OTHER 2023.03.08

宮島で起こった
偉人と時代の
ダイナミックな交錯

宮島は周囲わずか30kmほどの小さな島。
日本の国土で見れば、取るに足らない存在です。しかし、この小さな島に歴史上の偉大な人物が深くかかわってきた事実があります。仏教を日本的な形にアレンジして根付かせた空海、日宋貿易で莫大な利益を上げ、身分の低い武士から太政大臣に成り上がった平清盛、初代総理大臣として、日本の近代化に功績を上げた伊藤博文などです。宮島で起こった歴史と偉人の巡り合いを見ていきましょう。

秋吉まさし
(宮島在住の旅ライター)
サラリーマン生活を経て、広島県の宮島に移住。宮島を拠点に全国各地を旅して暮らすライターとして活動している。海の恵みも山の恵みも感じられる離島が好き。身体で感じたその地の魅力を記事にしている。
宮島✕空海
消えずの火に見る悠久の時

空海は中国から日本に密教を持ち込んだ高僧です。じつは、宮島でも修行をしたと言われています。平安初期、空海は中国での修行を終え、当時の日本の中心都市”平安京”に戻る途中、宮島との出会いを果たします。霊験あらたかな宮島の弥山の雄大な姿に衝撃を受け、修行をするに至ったのです。

弥山の山頂付近にある霊火堂では、空海が修行の際に灯した小さな火が現在も燃え続けています。平安と令和という、気が遠くなるほど離れた時代のつながりを、静かで穏やかにゆらめく炎に感じざるをえません。宮島は厳島神社がもっとも有名なので、神道のイメージを持つ人も多いですが、空海が弥山で修行・開山したことをきっかけに仏教も色濃く存在しています。

なお、空海の灯した“消えずの火”で沸かされた湯は自由に飲め、万病を癒すと言われております。

宮島✕平清盛
厳島神社に見る平安武士の威厳

宮島といえば、厳島神社と大鳥居を思い浮かべる人は多いでしょう。その姿は、荘厳・優美・雅ーーー。いくら美辞麗句を並べ立て、言葉をつくしても説明できないほどの迫力と美しさです。宮島の象徴とも言える、厳島神社や大鳥居は平安時代に時の権力者「平清盛」が造り上げました。厳島神社は日本唯一となる海上にある社殿であり、また当時の貴族の邸宅をイメージしていて他に類を見ない建築の様式です。大鳥居も、それに見合う迫力ある姿をしております。

もともと、平清盛は身分の低い武士であったにもかかわらず、太政大臣(現在で言う総理大臣)まで上り詰めた存在であり、日本中にその功績と威厳を示すためにこのようなダイナミックな造りとしたわけです。令和に生きる私たちでも圧倒されるくらいです。
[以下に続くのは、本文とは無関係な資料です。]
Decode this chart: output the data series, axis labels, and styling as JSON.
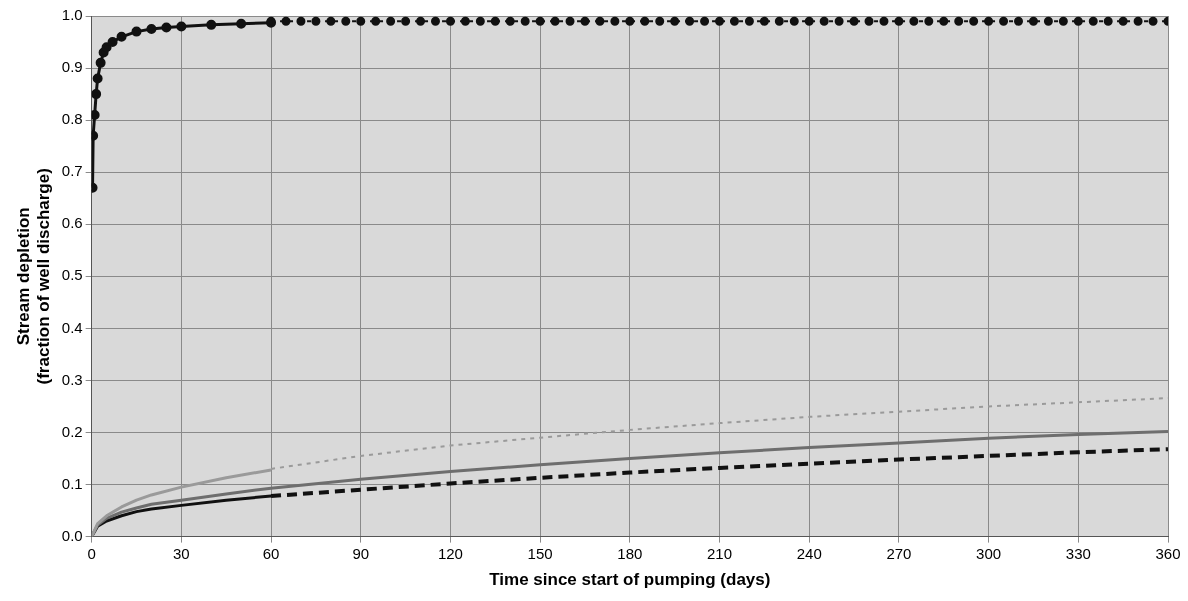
{
  "chart_data": {
    "type": "line",
    "xlabel": "Time since start of pumping (days)",
    "ylabel": "Stream depletion\n(fraction of well discharge)",
    "xlim": [
      0,
      360
    ],
    "ylim": [
      0,
      1
    ],
    "xticks": [
      0,
      30,
      60,
      90,
      120,
      150,
      180,
      210,
      240,
      270,
      300,
      330,
      360
    ],
    "yticks": [
      {
        "value": 0,
        "label": "0.0"
      },
      0.1,
      0.2,
      0.3,
      0.4,
      0.5,
      0.6,
      0.7,
      0.8,
      0.9,
      {
        "value": 1,
        "label": "1.0"
      }
    ],
    "grid": true,
    "legend": false,
    "series": [
      {
        "color": "#111111",
        "marker": "circle",
        "line_style": "solid",
        "x": [
          0.3,
          0.5,
          1,
          1.5,
          2,
          3,
          4,
          5,
          7,
          10,
          15,
          20,
          25,
          30,
          40,
          50,
          60
        ],
        "values": [
          0.67,
          0.77,
          0.81,
          0.85,
          0.88,
          0.91,
          0.93,
          0.94,
          0.95,
          0.96,
          0.97,
          0.975,
          0.978,
          0.98,
          0.983,
          0.985,
          0.987
        ]
      },
      {
        "color": "#111111",
        "marker": "circle",
        "line_style": "dotted",
        "x": [
          60,
          65,
          70,
          75,
          80,
          85,
          90,
          95,
          100,
          105,
          110,
          115,
          120,
          125,
          130,
          135,
          140,
          145,
          150,
          155,
          160,
          165,
          170,
          175,
          180,
          185,
          190,
          195,
          200,
          205,
          210,
          215,
          220,
          225,
          230,
          235,
          240,
          245,
          250,
          255,
          260,
          265,
          270,
          275,
          280,
          285,
          290,
          295,
          300,
          305,
          310,
          315,
          320,
          325,
          330,
          335,
          340,
          345,
          350,
          355,
          360
        ],
        "values": [
          0.99,
          0.99,
          0.99,
          0.99,
          0.99,
          0.99,
          0.99,
          0.99,
          0.99,
          0.99,
          0.99,
          0.99,
          0.99,
          0.99,
          0.99,
          0.99,
          0.99,
          0.99,
          0.99,
          0.99,
          0.99,
          0.99,
          0.99,
          0.99,
          0.99,
          0.99,
          0.99,
          0.99,
          0.99,
          0.99,
          0.99,
          0.99,
          0.99,
          0.99,
          0.99,
          0.99,
          0.99,
          0.99,
          0.99,
          0.99,
          0.99,
          0.99,
          0.99,
          0.99,
          0.99,
          0.99,
          0.99,
          0.99,
          0.99,
          0.99,
          0.99,
          0.99,
          0.99,
          0.99,
          0.99,
          0.99,
          0.99,
          0.99,
          0.99,
          0.99,
          0.99
        ]
      },
      {
        "color": "#9a9a9a",
        "marker": "none",
        "line_style": "solid",
        "x": [
          0,
          2,
          5,
          10,
          15,
          20,
          30,
          45,
          60
        ],
        "values": [
          0,
          0.025,
          0.04,
          0.057,
          0.07,
          0.08,
          0.095,
          0.113,
          0.128
        ]
      },
      {
        "color": "#9a9a9a",
        "marker": "none",
        "line_style": "dotted",
        "x": [
          60,
          90,
          120,
          150,
          180,
          210,
          240,
          270,
          300,
          330,
          360
        ],
        "values": [
          0.13,
          0.155,
          0.175,
          0.19,
          0.205,
          0.218,
          0.23,
          0.24,
          0.25,
          0.258,
          0.266
        ]
      },
      {
        "color": "#6e6e6e",
        "marker": "none",
        "line_style": "solid",
        "x": [
          0,
          2,
          5,
          10,
          15,
          20,
          30,
          45,
          60,
          90,
          120,
          150,
          180,
          210,
          240,
          270,
          300,
          330,
          360
        ],
        "values": [
          0,
          0.022,
          0.035,
          0.047,
          0.055,
          0.062,
          0.07,
          0.082,
          0.093,
          0.11,
          0.125,
          0.138,
          0.15,
          0.161,
          0.171,
          0.18,
          0.189,
          0.196,
          0.202
        ]
      },
      {
        "color": "#111111",
        "marker": "none",
        "line_style": "solid",
        "x": [
          0,
          2,
          5,
          10,
          15,
          20,
          30,
          45,
          60
        ],
        "values": [
          0,
          0.02,
          0.03,
          0.04,
          0.048,
          0.053,
          0.06,
          0.07,
          0.078
        ]
      },
      {
        "color": "#111111",
        "marker": "none",
        "line_style": "dashed",
        "x": [
          60,
          90,
          120,
          150,
          180,
          210,
          240,
          270,
          300,
          330,
          360
        ],
        "values": [
          0.078,
          0.09,
          0.102,
          0.113,
          0.123,
          0.132,
          0.14,
          0.148,
          0.155,
          0.162,
          0.168
        ]
      }
    ]
  }
}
当時の人たちはさぞかし厳島神社や大鳥居に、平清盛の圧倒的な存在を感じたことでしょう。

宮島✕誓真
島を救った江戸のヒーロー僧侶

日本史マニアにも言われることでしょう。「誓真ってだれ?まったく知らない」と。しかし、宮島にその名を知らない人はいません。江戸時代に起こった水飢饉にあえぐ宮島の人々を救った、地域のヒーロー的な存在だからです。誓真の本来の職業は僧侶であるものの、井戸や道などのインフラ整備を行い、その上に土産物の宮島しゃもじを考案し、宮島の人々の生活を支えました。

宮島の人々は、誓真の掘り起こした井戸水によって、飢饉のピンチを乗り越え、宮島しゃもじの製造・販売によって経済的に自活できるまでになりました。現在は、井戸は使われていない一方で、宮島しゃもじは今も地域の名産であり続けています。誓真は江戸時代の宮島を立て直しただけでなく、後の発展へと導いた存在と言えます。

宮島✕伊藤博文
初代総理大臣の愛した霊峰 弥山

「宮島の真価は、弥山の頂上からの眺めにあり」明治時代、初代内閣総理大臣となった伊藤博文は、そのような言葉を残しています。確かに、海・空・山が視界いっぱいに広がるその景観は、思わず息をのんでしまうほどの美しさです。伊藤博文は、私財を投じて弥山の登山道を整備するなど、心から弥山を愛していたようです。

また、景色だけではなく、弥山にいる三鬼大権現という日本で唯一の鬼の神様への信仰も厚かったといいます。文献でも、何度も足しげく宮島へ通ったと記録が残っている伊藤博文。もしかすると、「雄大で美しい弥山の景色」と「日本の明るく力強い未来」のイメージを重ね、日本の近代化を成し遂げることができたのかもしれません。